Gautam, Buddha, and the New Conquerors of Bengal
Best friends Gautam and Buddha are the cross-dressing stars of the New Conquerors, a bawdy, all-male traveling theater in rural India. This type of theater, called gajon, traces its roots back five-hundred years in eastern India. While Buddha is openly gay, Gautam has a wife and a son back in the village.
India is currently ruled by a right wing Hindu party with a narrow vision of Indian identity. Muslims, beef-eaters, gay people need not apply. In their opinion, homosexuality is a Western vice. Section 377 of Indian law (inherited from the colonial regime), which makes gay sex a crime was reinstated in 2013.
This ruling class will find it hard to deny the Indianness of the film’s protagonists, who live in clay houses and sleep in dry rice paddies after a performance. Western viewers will notice their rudimentary living conditions, but poverty preoccupies neither Gautam, Buddha, nor this film, which focuses on their human complexities. Shot with a minimal crew and a hand-held camera, it values intimacy.

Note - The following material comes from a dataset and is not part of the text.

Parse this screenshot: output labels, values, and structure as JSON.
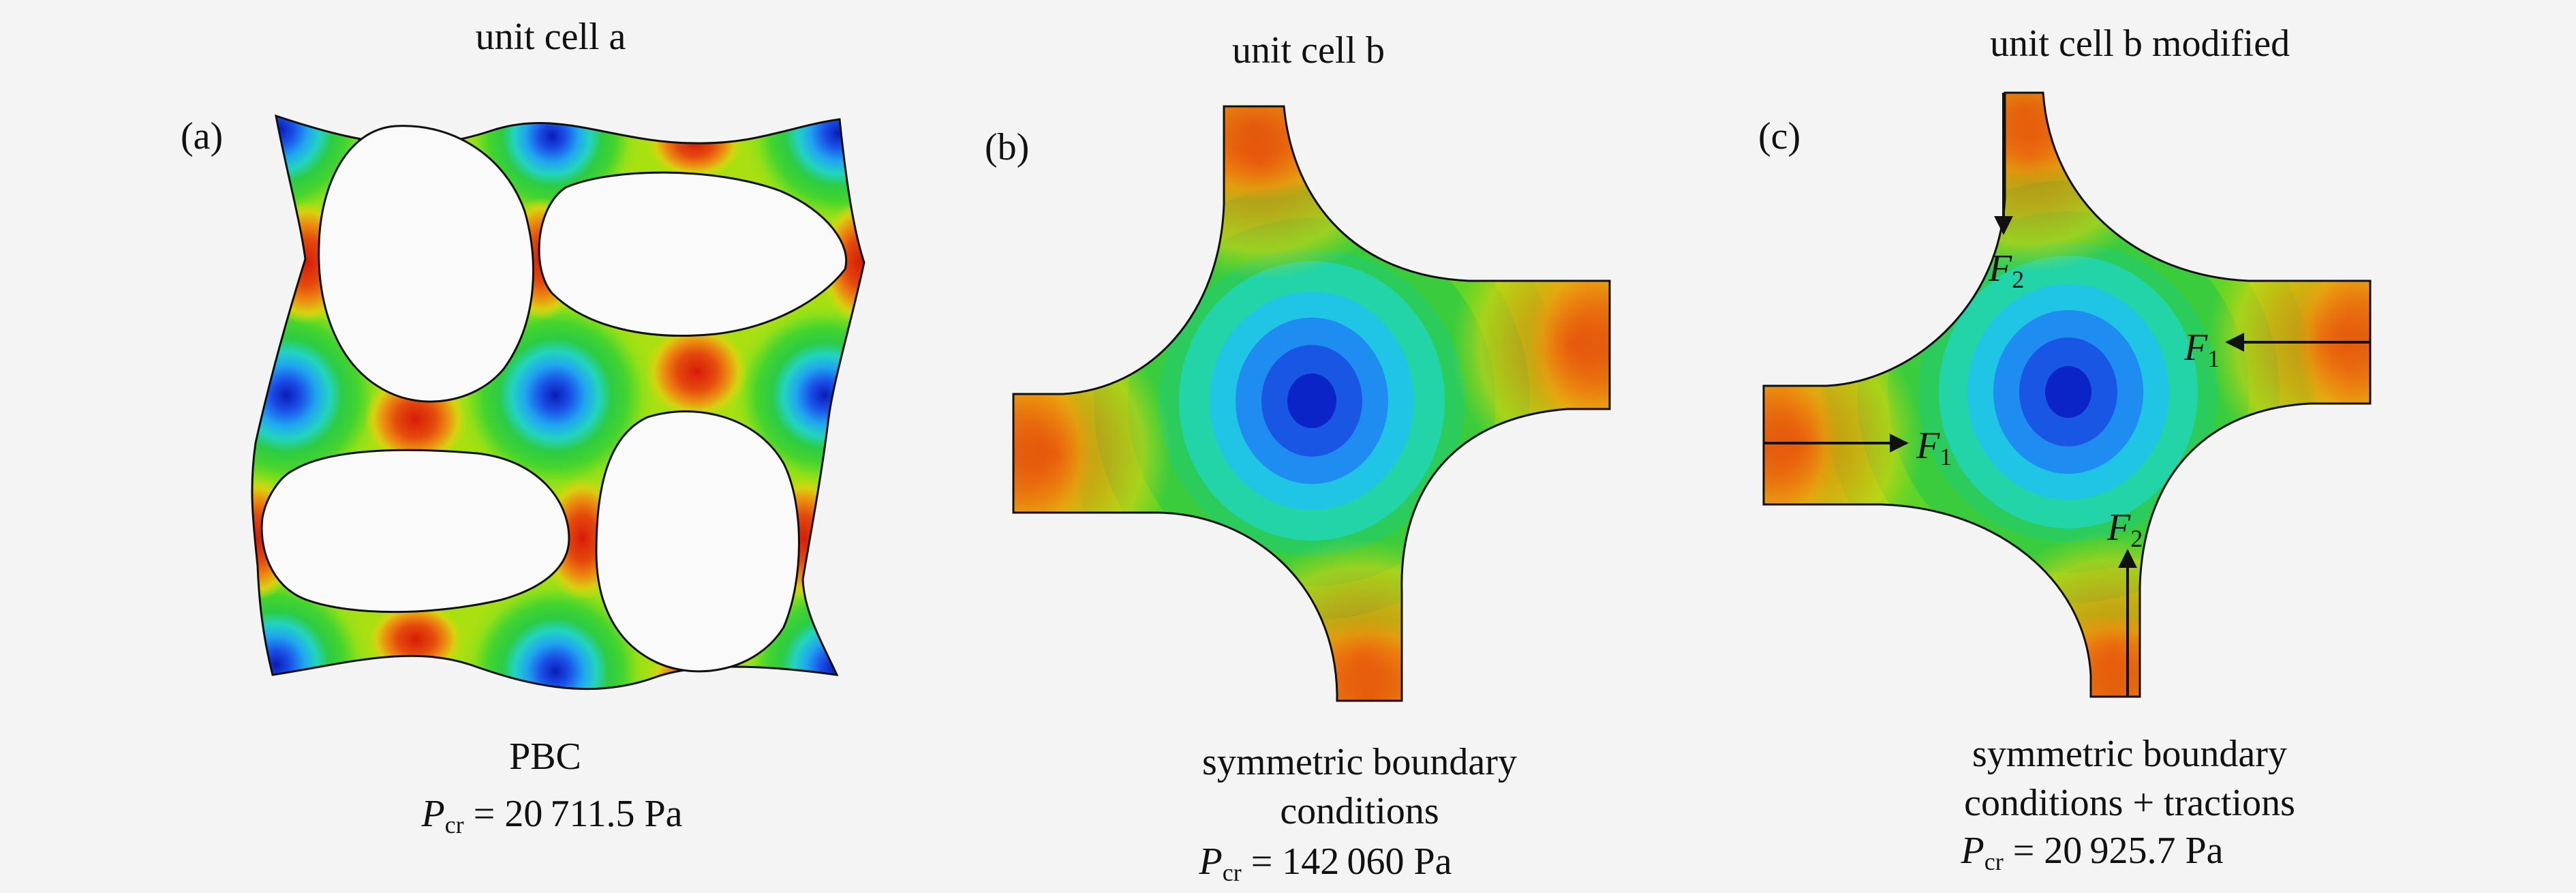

Actors often go home for the day and join the troupe in the evening at the next venue. A patriarch at home, Gautam transforms into a sassy queen backstage, while Buddha’s boyfriend constantly suspects him of being unfaithful on the road.
Ultimately, neither protagonist finds a satisfactory way to live in a heteronormative society. However, the ambiguous space they manage to carve out for themselves upends our assumptions about India, the rural poor, and effective strategies for promoting LGBT rights.